Nias - Settlements

Traditional villages ( banua ) are of several types. In the south, which is a distinct region culturally, villages are very large and compact, with several hundred houses. These are ranged close together along the sides of a paved plaza, dominated by the house of the chief, which is built on a much larger scale than are other houses. In the area referred to in the literature as the center (around Gomo, which is actually southeast), many smaller villages of a similar type are found (with a maximum of fifty houses), usually strategically placed on hilltops, as well as small, amorphous clusters of dwellings and dispersed temporary homesteads. In the north, villages may be dispersed or compact but they do not usually have more than between twenty and thirty houses.
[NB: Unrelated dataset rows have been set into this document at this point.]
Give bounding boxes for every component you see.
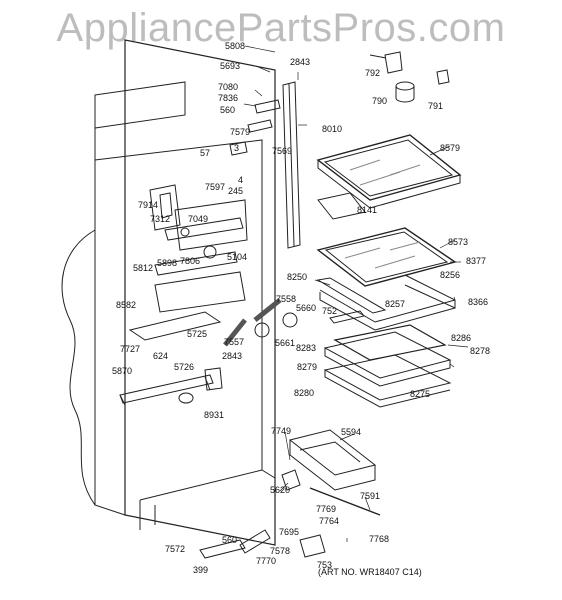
valve-792 (369, 51, 403, 74)
part-label-753: 753 (317, 560, 333, 570)
shelf-frame-8257 (316, 274, 456, 331)
shelf-8573 (316, 227, 457, 287)
part-label-7572: 7572 (165, 544, 186, 554)
part-label-5726: 5726 (174, 362, 195, 372)
part-label-7914: 7914 (138, 200, 159, 210)
fitting-8931 (178, 392, 194, 404)
part-label-7080: 7080 (218, 82, 239, 92)
part-label-8278: 8278 (470, 346, 491, 356)
part-label-2843b: 2843 (222, 351, 243, 361)
part-label-8250: 8250 (287, 272, 308, 282)
part-label-791: 791 (428, 101, 444, 111)
part-label-5808: 5808 (225, 41, 246, 51)
bracket-7578 (239, 529, 271, 554)
part-label-7806: 7806 (180, 256, 201, 266)
part-label-5898: 5898 (157, 258, 178, 268)
part-label-245: 245 (228, 186, 244, 196)
part-label-8256: 8256 (440, 270, 461, 280)
art-number: (ART NO. WR18407 C14) (318, 567, 422, 577)
part-label-8582: 8582 (116, 300, 137, 310)
part-57-3 (229, 141, 248, 156)
part-label-8366: 8366 (468, 297, 489, 307)
part-label-3: 3 (234, 143, 240, 153)
part-label-8579: 8579 (440, 143, 461, 153)
part-label-7569: 7569 (272, 146, 293, 156)
part-label-57: 57 (200, 148, 211, 158)
part-label-8573: 8573 (448, 237, 469, 247)
part-label-7749: 7749 (271, 426, 292, 436)
part-label-7557: 7557 (224, 337, 245, 347)
part-label-4: 4 (238, 175, 244, 185)
part-label-5594: 5594 (341, 427, 362, 437)
bin-5594 (288, 429, 377, 491)
part-label-8283: 8283 (296, 343, 317, 353)
knob-5661 (254, 322, 270, 338)
part-label-7312: 7312 (150, 214, 171, 224)
part-label-5693: 5693 (220, 61, 241, 71)
part-label-624: 624 (153, 351, 169, 361)
part-label-5812: 5812 (133, 263, 154, 273)
light-cover-7727 (128, 311, 222, 341)
part-label-8010: 8010 (322, 124, 343, 134)
control-housing (149, 184, 248, 313)
part-label-8280: 8280 (294, 388, 315, 398)
part-label-7049: 7049 (188, 214, 209, 224)
part-label-7695: 7695 (279, 527, 300, 537)
part-5620 (281, 469, 301, 491)
part-label-7764: 7764 (319, 516, 340, 526)
part-label-5660: 5660 (296, 303, 317, 313)
part-label-7727: 7727 (120, 344, 141, 354)
part-label-7579: 7579 (230, 127, 251, 137)
part-label-7591: 7591 (360, 491, 381, 501)
shelf-8579 (316, 134, 462, 209)
mullion-8010 (282, 81, 301, 249)
part-label-5870: 5870 (112, 366, 133, 376)
part-label-7768: 7768 (369, 534, 390, 544)
part-label-8377: 8377 (466, 256, 487, 266)
part-791 (436, 69, 450, 85)
part-label-5104: 5104 (227, 252, 248, 262)
bracket-753 (299, 534, 326, 558)
leader-lines (243, 45, 469, 542)
part-label-7597: 7597 (205, 182, 226, 192)
part-label-5620: 5620 (270, 485, 291, 495)
part-label-399: 399 (193, 565, 209, 575)
part-label-8286: 8286 (451, 333, 472, 343)
part-label-792: 792 (365, 68, 381, 78)
part-label-8257: 8257 (385, 299, 406, 309)
part-label-7558: 7558 (276, 294, 297, 304)
part-label-560: 560 (220, 105, 236, 115)
part-label-560b: 560 (222, 535, 238, 545)
bracket-7572 (199, 539, 246, 559)
knob-5660 (282, 312, 298, 328)
rod-7591 (309, 487, 381, 516)
part-label-7578: 7578 (270, 546, 291, 556)
part-label-7836: 7836 (218, 93, 239, 103)
part-label-5661: 5661 (275, 338, 296, 348)
part-label-8931: 8931 (204, 410, 225, 420)
shelf-8286 (323, 324, 452, 408)
bracket-7579 (254, 99, 281, 114)
part-label-2843: 2843 (290, 57, 311, 67)
trim-8141 (317, 192, 366, 220)
part-label-8275: 8275 (410, 389, 431, 399)
part-label-7770: 7770 (256, 556, 277, 566)
auger-7558 (253, 298, 282, 322)
bracket-5870 (119, 367, 223, 406)
watermark: AppliancePartsPros.com (56, 6, 506, 50)
part-label-7769: 7769 (316, 504, 337, 514)
part-label-752: 752 (322, 306, 338, 316)
auger-7557 (223, 318, 247, 347)
part-label-5725: 5725 (187, 329, 208, 339)
cabinet-liner (61, 39, 276, 546)
part-label-790: 790 (372, 96, 388, 106)
solenoid-790 (395, 81, 415, 103)
part-label-8279: 8279 (297, 362, 318, 372)
part-label-8141: 8141 (357, 205, 378, 215)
The present system of administrative villages (Indonesian desa ) is based on the existing pattern of settlements, sometimes amalgamating several traditional villages or hamlets under a single headman. Most villages were originally founded by a single descent group, later becoming transformed into multiclan settlements. Houses in the center and south are beautiful rectangular structures raised on high pillars, surmounted by roofs of sago thatch up to 20 meters high. In the northern half of the island, houses are oval. Because of dwindling forest reserves and the great expense of feasting that traditional building involves, simple houses of wooden planks or concrete with corrugated roofs are now the usual form of architecture. Stone monuments, which once adorned every village, are no longer erected.